Table 16 Comparative performance of MOORA method with other MADM methods

It is observed from the Table 16 that MOORA method involves less mathematical calculations as it is based on the simple ratio analysis (as explained in Sect. 2). So, MOORA method is very simple to understand and easy to apply, when it is compared to other MADM techniques. Chakraborty (2011) have listed the following advantages of MOORA over the other MADM methods:

  • Less computational time required for performing mathematical calculations.

  • No extra parameters are required in this approach such as ν in VIKOR method and ξ in GRA method.

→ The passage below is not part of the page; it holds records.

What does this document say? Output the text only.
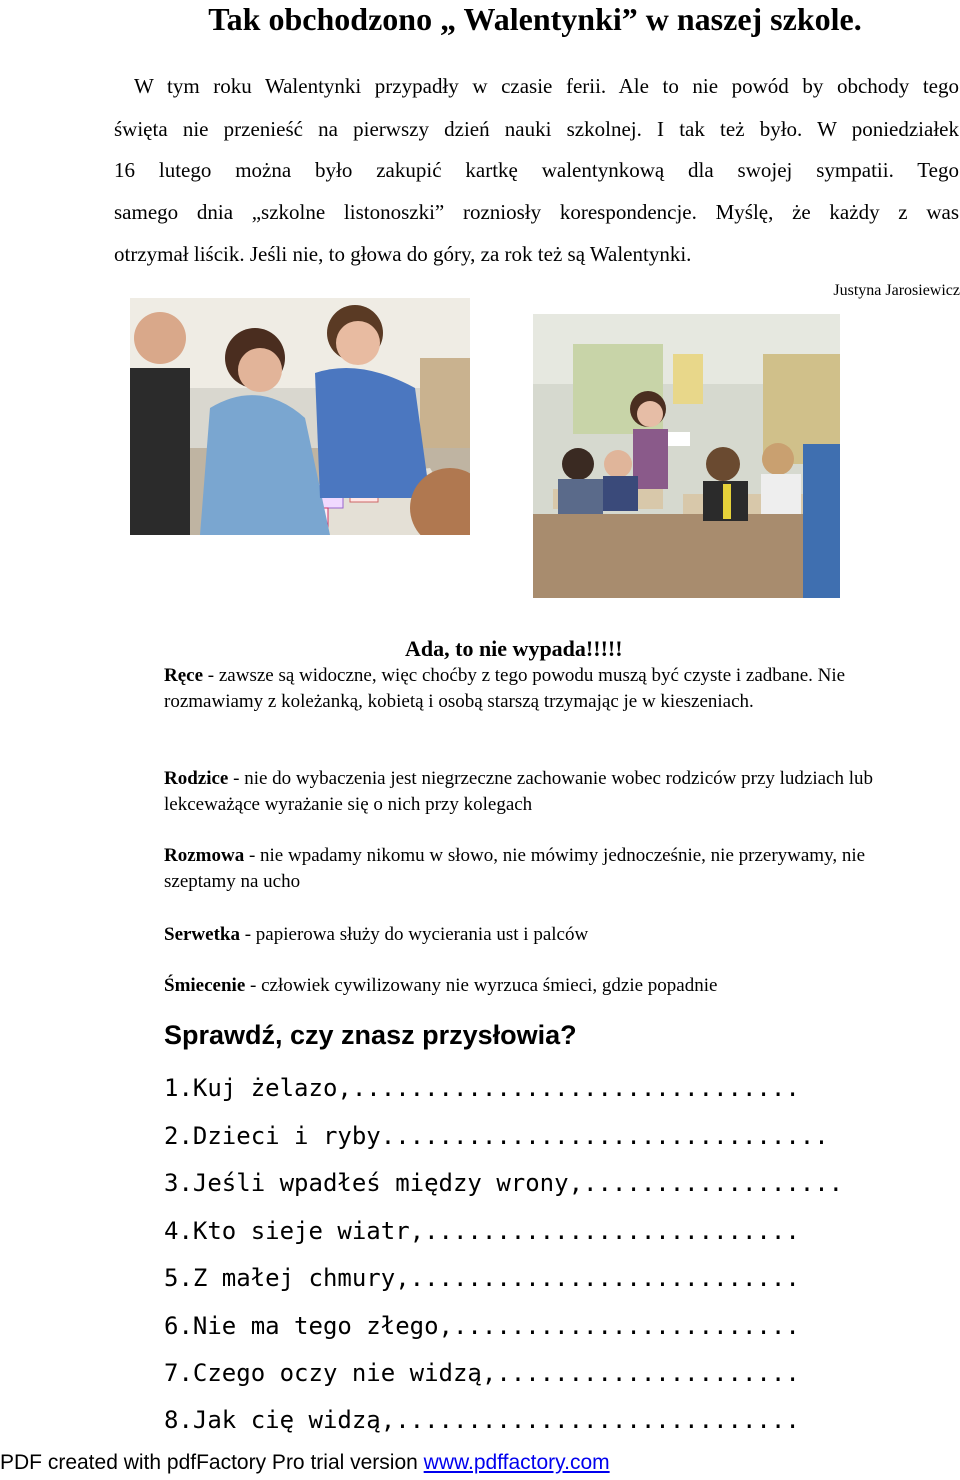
Tak obchodzono „ Walentynki” w naszej szkole.
W tym roku Walentynki przypadły w czasie ferii. Ale to nie powód by obchody tego
święta nie przenieść na pierwszy dzień nauki szkolnej. I tak też było. W poniedziałek
16 lutego można było zakupić kartkę walentynkową dla swojej sympatii. Tego
samego dnia „szkolne listonoszki” rozniosły korespondencje. Myślę, że każdy z was
otrzymał liścik. Jeśli nie, to głowa do góry, za rok też są Walentynki.
Justyna Jarosiewicz
Ada, to nie wypada!!!!!
Ręce - zawsze są widoczne, więc choćby z tego powodu muszą być czyste i zadbane. Nie rozmawiamy z koleżanką, kobietą i osobą starszą trzymając je w kieszeniach.
Rodzice - nie do wybaczenia jest niegrzeczne zachowanie wobec rodziców przy ludziach lub lekceważące wyrażanie się o nich przy kolegach
Rozmowa - nie wpadamy nikomu w słowo, nie mówimy jednocześnie, nie przerywamy, nie szeptamy na ucho
Serwetka - papierowa służy do wycierania ust i palców
Śmiecenie - człowiek cywilizowany nie wyrzuca śmieci, gdzie popadnie
Sprawdź, czy znasz przysłowia?
1.Kuj żelazo,...............................
2.Dzieci i ryby...............................
3.Jeśli wpadłeś między wrony,..................
4.Kto sieje wiatr,..........................
5.Z małej chmury,...........................
6.Nie ma tego złego,........................
7.Czego oczy nie widzą,.....................
8.Jak cię widzą,............................
PDF created with pdfFactory Pro trial version www.pdffactory.com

These advantages of MOORA method has made it more favourable to the decision making problems. Moreover, Brauers and Zavadskas (2009) have identified the MOORA method as the robust method which provides the stable result as compared to other MADM methods.

4 Conclusion

In the production system life cycle, numerous decisions are to be taken in each stage. These decisions are more complex as the decision makers has to assess a wide range of alternatives based on a set of conflicting criteria. In view of this, a novel multiple decision making MOORA method is suggested in this paper for decision making in different stages of production system life cycle. For the demonstration of proposed method, five examples have been cited from the literature. In all the cases, it is observed that best alternative exactly matches with those derived by the past researchers. MOORA method can consider all the attributes along with their relative importance which results in better evaluation of alternatives. MOORA method is very simple to comprehend and easy to apply. The proposed method is a general method and can consider any number of quantitative and qualitative attributes simultaneously and offers a more objective and simple decision making approach. Furthermore, this method can be extended to any type of selection problems.

MOORA method can be effectively used by the management or decision makers to make accurate decisions in different areas of manufacturing environment such as product design, material, manufacturing system, facility location, facility layout, material, and technology, supplier in an efficient and timely manner. However, this method is based on manual mathematical calculations, which has necessitated the development of computer program, which in turn will reduce the computational time. In future, computer program may be developed by using C++ language.